Late in my pregnancy with Bea I was diabolically uncomfortable. I carried that baby high and tight, so by the 32nd week she was wedged under my ribs causing a constant burning ache in my side, especially when sitting up. I made a chiropractic appointment to see if I could get her to shift down a bit, but during the cross-town haul to the chiropractor's office the titular song form
Transatlanticism came on.
I remember it so specifically. It was early January, but it wasn't cold. And I was driving down Fairfax, past Wilshire towards that monster intersection at San Vicente and Olympic. As the song ramped up it occurred to me: I was going to have a baby. And also? It was going to HURT. I felt my tummy full of tightly-packed baby girl and then I thought about how she was going to make her exit/entrance and I thought, "That's a physical impossibility. That's never going to happen." The song swelled and burst out it's refrain and I realized, "OH MY GOD, that HAS to happen."
Just like the art school asshats, but sans whatever the fuck it was they were taking, I dropped the façade. (I was alone in the car, but still.) In that moment, as the song crested and enveloped my car in good will, I remembered her conception and my love for Alden and how this real, live baby was going to finally be a manifestation of my wild, seemingly-unfeasible love for this dude I met on the internet six years earlier.

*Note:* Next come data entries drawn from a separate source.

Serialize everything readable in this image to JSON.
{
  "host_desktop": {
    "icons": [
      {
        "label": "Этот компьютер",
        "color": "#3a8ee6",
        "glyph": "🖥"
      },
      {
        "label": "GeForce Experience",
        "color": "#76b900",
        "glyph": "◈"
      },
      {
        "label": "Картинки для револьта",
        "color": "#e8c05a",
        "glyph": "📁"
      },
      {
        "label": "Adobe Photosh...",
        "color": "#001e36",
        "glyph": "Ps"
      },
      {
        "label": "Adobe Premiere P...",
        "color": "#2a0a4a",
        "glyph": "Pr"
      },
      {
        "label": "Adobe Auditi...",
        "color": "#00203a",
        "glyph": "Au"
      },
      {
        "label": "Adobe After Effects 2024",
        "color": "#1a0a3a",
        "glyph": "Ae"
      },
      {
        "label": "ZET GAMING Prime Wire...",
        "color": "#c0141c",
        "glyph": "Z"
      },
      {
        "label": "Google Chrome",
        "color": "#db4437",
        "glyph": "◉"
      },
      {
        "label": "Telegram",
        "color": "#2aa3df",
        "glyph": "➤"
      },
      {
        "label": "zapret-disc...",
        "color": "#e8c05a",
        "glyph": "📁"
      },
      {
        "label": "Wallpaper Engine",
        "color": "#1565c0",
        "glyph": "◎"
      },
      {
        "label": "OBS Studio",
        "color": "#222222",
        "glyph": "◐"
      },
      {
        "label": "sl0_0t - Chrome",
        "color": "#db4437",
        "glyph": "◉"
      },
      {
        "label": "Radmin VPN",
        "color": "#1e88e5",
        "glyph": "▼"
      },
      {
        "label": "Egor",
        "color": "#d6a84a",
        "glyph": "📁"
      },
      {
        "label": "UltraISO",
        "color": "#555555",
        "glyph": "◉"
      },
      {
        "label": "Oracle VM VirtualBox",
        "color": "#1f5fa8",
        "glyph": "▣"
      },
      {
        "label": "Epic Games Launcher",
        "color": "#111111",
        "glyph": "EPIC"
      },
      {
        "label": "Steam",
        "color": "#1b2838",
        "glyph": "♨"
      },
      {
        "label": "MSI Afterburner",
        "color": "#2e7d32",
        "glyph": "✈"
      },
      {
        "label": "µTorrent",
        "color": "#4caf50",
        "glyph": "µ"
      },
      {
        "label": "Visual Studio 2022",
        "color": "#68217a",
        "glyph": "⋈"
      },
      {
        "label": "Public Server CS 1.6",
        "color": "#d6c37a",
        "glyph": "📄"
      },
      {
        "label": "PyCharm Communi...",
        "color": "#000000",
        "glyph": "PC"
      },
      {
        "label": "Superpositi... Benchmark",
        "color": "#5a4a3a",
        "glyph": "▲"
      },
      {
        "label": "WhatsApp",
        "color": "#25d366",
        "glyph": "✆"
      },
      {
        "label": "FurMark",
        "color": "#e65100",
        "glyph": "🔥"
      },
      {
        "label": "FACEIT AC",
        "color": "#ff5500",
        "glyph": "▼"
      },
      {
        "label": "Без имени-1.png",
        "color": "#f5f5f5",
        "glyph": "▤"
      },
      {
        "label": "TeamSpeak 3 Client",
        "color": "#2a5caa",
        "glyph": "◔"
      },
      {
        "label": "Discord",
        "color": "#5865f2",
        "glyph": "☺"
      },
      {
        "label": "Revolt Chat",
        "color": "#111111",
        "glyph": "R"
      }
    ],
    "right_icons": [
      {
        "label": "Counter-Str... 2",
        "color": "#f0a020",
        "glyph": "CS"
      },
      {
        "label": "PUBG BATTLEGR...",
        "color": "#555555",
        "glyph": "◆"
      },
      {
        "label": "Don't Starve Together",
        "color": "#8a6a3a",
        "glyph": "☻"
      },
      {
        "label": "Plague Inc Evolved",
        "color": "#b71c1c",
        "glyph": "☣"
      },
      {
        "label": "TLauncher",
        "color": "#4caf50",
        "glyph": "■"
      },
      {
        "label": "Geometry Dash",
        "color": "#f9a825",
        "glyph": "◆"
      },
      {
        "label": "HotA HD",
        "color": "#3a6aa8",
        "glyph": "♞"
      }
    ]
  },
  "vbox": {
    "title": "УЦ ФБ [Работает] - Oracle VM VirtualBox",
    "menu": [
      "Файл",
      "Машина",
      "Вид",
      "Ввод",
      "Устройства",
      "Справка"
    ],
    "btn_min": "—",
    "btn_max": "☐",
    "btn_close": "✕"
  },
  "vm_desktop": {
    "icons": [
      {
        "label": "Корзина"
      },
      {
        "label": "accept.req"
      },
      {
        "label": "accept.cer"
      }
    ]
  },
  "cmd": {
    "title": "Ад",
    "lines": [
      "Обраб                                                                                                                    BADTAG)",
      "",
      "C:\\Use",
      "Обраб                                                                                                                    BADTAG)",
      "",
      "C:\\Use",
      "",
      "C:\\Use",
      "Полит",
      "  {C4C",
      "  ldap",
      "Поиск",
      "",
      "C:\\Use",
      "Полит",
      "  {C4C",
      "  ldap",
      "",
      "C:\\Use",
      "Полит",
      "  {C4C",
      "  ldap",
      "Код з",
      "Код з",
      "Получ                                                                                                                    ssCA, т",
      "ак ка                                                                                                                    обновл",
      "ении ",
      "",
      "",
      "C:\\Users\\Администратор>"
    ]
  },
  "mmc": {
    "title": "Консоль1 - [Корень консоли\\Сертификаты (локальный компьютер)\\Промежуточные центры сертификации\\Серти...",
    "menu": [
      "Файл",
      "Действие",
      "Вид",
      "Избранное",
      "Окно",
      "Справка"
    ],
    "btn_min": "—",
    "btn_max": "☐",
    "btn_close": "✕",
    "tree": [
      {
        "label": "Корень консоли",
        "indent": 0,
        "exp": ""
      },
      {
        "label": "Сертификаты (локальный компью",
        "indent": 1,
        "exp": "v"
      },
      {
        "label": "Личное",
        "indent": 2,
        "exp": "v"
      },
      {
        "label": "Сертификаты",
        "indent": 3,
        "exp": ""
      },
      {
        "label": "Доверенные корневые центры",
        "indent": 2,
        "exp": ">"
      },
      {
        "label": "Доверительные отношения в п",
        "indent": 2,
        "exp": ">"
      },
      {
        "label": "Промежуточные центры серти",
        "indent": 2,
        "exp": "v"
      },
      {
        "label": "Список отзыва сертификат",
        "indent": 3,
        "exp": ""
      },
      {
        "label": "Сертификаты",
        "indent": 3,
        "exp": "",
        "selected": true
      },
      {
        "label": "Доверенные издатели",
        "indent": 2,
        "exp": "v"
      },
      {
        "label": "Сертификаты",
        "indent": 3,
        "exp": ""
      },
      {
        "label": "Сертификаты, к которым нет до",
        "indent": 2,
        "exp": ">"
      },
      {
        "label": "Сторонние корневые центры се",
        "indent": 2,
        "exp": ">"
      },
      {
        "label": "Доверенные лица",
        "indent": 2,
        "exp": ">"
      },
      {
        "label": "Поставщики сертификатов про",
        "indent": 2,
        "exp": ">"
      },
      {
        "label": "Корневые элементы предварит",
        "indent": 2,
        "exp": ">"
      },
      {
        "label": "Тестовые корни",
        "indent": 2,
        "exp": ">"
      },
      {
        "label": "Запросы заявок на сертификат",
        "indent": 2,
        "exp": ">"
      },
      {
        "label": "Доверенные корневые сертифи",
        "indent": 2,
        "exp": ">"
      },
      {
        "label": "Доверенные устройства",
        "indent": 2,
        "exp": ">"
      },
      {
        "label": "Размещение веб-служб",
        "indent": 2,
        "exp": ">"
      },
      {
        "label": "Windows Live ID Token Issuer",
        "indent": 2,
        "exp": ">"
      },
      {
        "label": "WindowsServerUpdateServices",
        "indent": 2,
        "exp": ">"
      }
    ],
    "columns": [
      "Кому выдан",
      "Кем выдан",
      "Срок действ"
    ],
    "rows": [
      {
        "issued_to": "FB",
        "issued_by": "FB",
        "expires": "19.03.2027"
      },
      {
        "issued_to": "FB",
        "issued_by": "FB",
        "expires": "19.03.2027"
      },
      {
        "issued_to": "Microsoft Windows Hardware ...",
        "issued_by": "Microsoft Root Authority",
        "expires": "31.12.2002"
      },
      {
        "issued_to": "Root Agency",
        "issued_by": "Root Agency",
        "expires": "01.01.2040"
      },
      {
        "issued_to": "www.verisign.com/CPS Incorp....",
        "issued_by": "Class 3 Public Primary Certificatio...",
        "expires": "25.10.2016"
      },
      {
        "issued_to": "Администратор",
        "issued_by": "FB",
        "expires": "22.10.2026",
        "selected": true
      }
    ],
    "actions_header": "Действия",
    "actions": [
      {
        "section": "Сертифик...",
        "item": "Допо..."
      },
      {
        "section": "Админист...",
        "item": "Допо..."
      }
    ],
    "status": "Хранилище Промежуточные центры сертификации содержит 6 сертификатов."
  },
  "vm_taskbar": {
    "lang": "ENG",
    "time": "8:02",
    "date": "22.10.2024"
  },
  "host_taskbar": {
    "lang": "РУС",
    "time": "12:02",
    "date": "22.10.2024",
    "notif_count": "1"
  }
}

I resolved to carry that song
into the delivery room. Despite the alarming rapidity of my five-hour labor, I remembered that song, the feeling, the love, the overwhelming psychological urge to get that child out of my gut and into my arms no matter how gruesome the process.
Yesterday I picked Bea up from daycare, drove her home, and she was asleep within the hour. Thus deprived of my face time, I labored on, prepping a tight mothafuckin' PowerPoint for Wednesday's class and chatting with
Krazy Kuzin Timmy on the Facey Space. I don't know why I thought to put
Transatlanticism on, but again overtaken by the slow, dark swell, I quickly found myself scampering into Bea's silent, darkened room to abduct her from her crib and cuddle her to bits. She ate some boob while asleep and then woke up long enough for me to wrap her up in my arms and gawk at her majesty. As she smiled her cheeks rose like floured dough for me to kiss and nuzzle. God, I love that baby.